You come saying, "I believe every child is the Christ child and I want to support this bishop. I believe he is sincere."
You come saying, "People who are dying. People who are so depressed they cannot even talk. These are our people."
Between us and through us all, a new communion emerges, woven from a zillion Samaritan acts. Together we learn these relational acts are the most powerful acts in the entire world.
We can and must take the whole Jericho Road through the deep relational transubstantiation of the Samaritan. Until we do the Jericho Road of poverty and racism in the U.S. will remain a profoundly evil place.
37.3 million Americans have been thrown in the ditch that lies beneath the poverty line, and left there to languish. 24.5% are black, 21.5% are Hispanic, and the poorest counties in America are predominantly Native American.
Those passed by in the greatest numbers are children. In 2006 the poverty rate for minors in the U.S. was the highest in the industrialized world. Most Americans 58.5% - will spend at least one year below the poverty line between the age of 25 and 75.

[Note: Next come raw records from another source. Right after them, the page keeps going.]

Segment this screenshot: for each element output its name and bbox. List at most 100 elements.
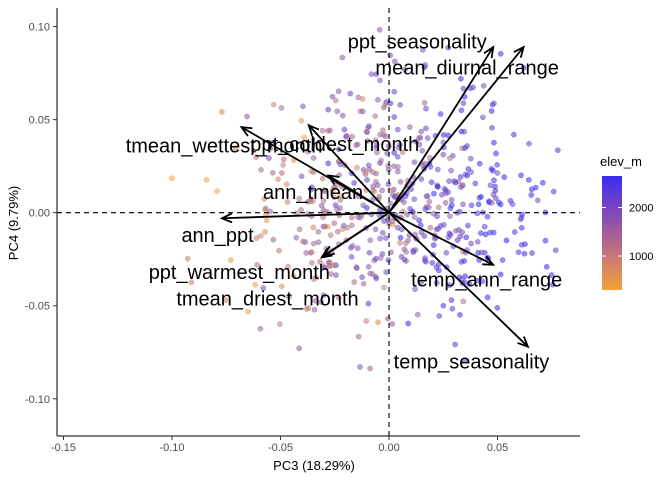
scatter-point [329,93,336,100]
scatter-point [515,249,522,256]
scatter-point [389,218,396,225]
reference-lines [57,8,580,436]
scatter-point [354,141,361,148]
scatter-point [203,176,210,183]
scatter-point [309,260,315,266]
scatter-point [377,77,383,84]
scatter-point [411,214,418,220]
scatter-point [184,255,191,262]
x-tick-label: -0.15 [51,442,76,454]
scatter-point [322,188,328,195]
scatter-point [188,279,195,286]
scatter-point [452,341,458,348]
scatter-point [362,169,369,175]
scatter-point [322,223,329,230]
scatter-point [254,261,260,268]
scatter-point [416,141,423,148]
scatter-point [423,193,430,200]
scatter-point [443,249,450,256]
scatter-point [421,100,428,106]
scatter-point [379,187,385,194]
y-tick-label: 0.05 [29,115,50,127]
scatter-point [276,247,282,254]
scatter-point [434,213,440,220]
scatter-point [285,263,291,270]
scatter-point [245,308,251,315]
scatter-point [489,199,495,206]
scatter-point [421,233,428,239]
scatter-point [334,206,340,213]
scatter-point [528,186,535,193]
scatter-point [534,197,541,204]
scatter-point [447,213,453,219]
scatter-point [363,318,370,324]
scatter-point [448,297,455,303]
scatter-point [286,293,292,300]
scatter-point [333,272,339,278]
axes: -0.15 -0.10 -0.05 0.00 0.05 -0.10 -0.05 0.00 0.0… [25,8,580,454]
loading-arrows [219,45,530,349]
scatter-point [315,239,322,245]
scatter-point [375,96,381,103]
scatter-point [405,320,412,327]
scatter-point [252,281,259,288]
scatter-point [320,207,327,213]
scatter-point [488,108,495,114]
scatter-point [529,250,535,256]
scatter-point [549,281,556,288]
scatter-point [402,240,409,247]
scatter-point [278,283,285,290]
y-tick-label: 0.00 [29,208,50,220]
scatter-point [244,113,250,120]
scatter-point [357,364,363,370]
scatter-point [457,233,463,240]
scatter-point [365,263,372,270]
scatter-point [472,180,479,187]
scatter-point [442,187,449,194]
scatter-point [458,259,465,265]
scatter-point [492,187,499,194]
scatter-point [270,236,277,243]
loading-label-ann-tmean: ann_tmean [263,182,363,204]
scatter-point [376,193,383,200]
scatter-point [423,125,429,132]
scatter-point [458,75,464,82]
scatter-point [318,299,325,305]
scatter-point [401,256,408,263]
scatter-point [355,214,361,220]
scatter-point [520,65,527,71]
y-axis-title: PC4 (9.79%) [6,186,21,260]
scatter-point [491,139,497,146]
scatter-point [433,280,440,286]
scatter-point [525,177,532,183]
scatter-point [214,188,221,194]
scatter-point [416,217,423,224]
scatter-point [428,179,435,186]
loading-arrow-ppt-coldest-month [307,123,390,214]
scatter-point [448,167,454,174]
scatter-point [427,224,434,231]
scatter-point [474,210,481,217]
scatter-point [426,198,433,205]
loading-arrow-ann-ppt [219,211,390,224]
loading-label-tmean-driest-month: tmean_driest_month [176,288,358,310]
scatter-point [422,62,429,68]
scatter-point [424,135,431,141]
scatter-point [372,226,379,233]
loading-arrow-ppt-seasonality [388,45,495,214]
scatter-point [434,166,441,173]
scatter-point [489,124,495,131]
scatter-point [395,163,401,170]
scatter-point [339,54,346,61]
scatter-point [376,26,383,33]
scatter-point [349,133,355,140]
scatter-point [499,257,506,263]
scatter-point [334,108,341,115]
scatter-point [447,205,454,212]
scatter-point [476,160,483,167]
scatter-point [370,183,376,190]
scatter-point [377,235,384,242]
scatter-point [479,278,485,285]
scatter-point [373,71,380,78]
scatter-point [302,239,309,245]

As Archbishop Williams underscored, these ministries that rebuild damaged trust between estranged neighbors may be laying far more important groundwork for the emergence of a new economy for the whole population than we ever previously imagined.

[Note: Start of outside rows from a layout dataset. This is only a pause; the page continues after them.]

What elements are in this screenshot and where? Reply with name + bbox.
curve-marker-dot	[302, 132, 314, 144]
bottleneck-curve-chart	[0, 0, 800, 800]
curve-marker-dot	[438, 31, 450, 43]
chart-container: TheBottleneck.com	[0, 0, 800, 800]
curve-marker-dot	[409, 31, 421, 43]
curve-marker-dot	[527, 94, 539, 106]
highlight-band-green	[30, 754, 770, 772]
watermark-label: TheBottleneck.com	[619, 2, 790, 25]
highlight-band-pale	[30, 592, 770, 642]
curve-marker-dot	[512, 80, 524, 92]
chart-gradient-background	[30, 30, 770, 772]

We are gathered here this week to make choices to make choices about being neighbor and about whom we count as friends. With whom are our lives interrelated?
Ubuntu - yes or no?
If all God needs to begin the awakening and transformation of the Jericho Road, is for one neighbor, one true disciple to enter the scene and act, what if we were to commit all our collective heart, soul, and strength to a discipleship of universal bonds, to a discipleship of great pardons, to a discipleship that absolutely renounced any worldly attachment that stood in our way?
What, in particular could such a colossal awakening of ubuntu in action mean for the tens of millions of our neighbors in this country whose lives have been thrown in the ditch and for us?
An absurd question? An impossible dream? Come and find ubuntu in New Orleans.
I admit that my sightline is unusual. But I have seen with my own eyes the empathy of the world give birth. I have seen hoards of strangers from every faith tradition begin to appear, as if some invisible homing device was signaling to their hearts. Standing at the center of such an awakening has changed my view of humanity forever.
On the Gulf Coast 3 million people of you from throughout the U.S. have made a nearly four-year, sustained pilgrimage to our Jericho Road. We have bowed to one another and thanked each of our brothers and sisters for the great privilege of serving side-by-side in bonds of godly love. But this is just the beginning.
As Jesus commands the lawyer, so I suggest this morning -
"Go and do likewise" that the church may glorify God on every Jericho Road.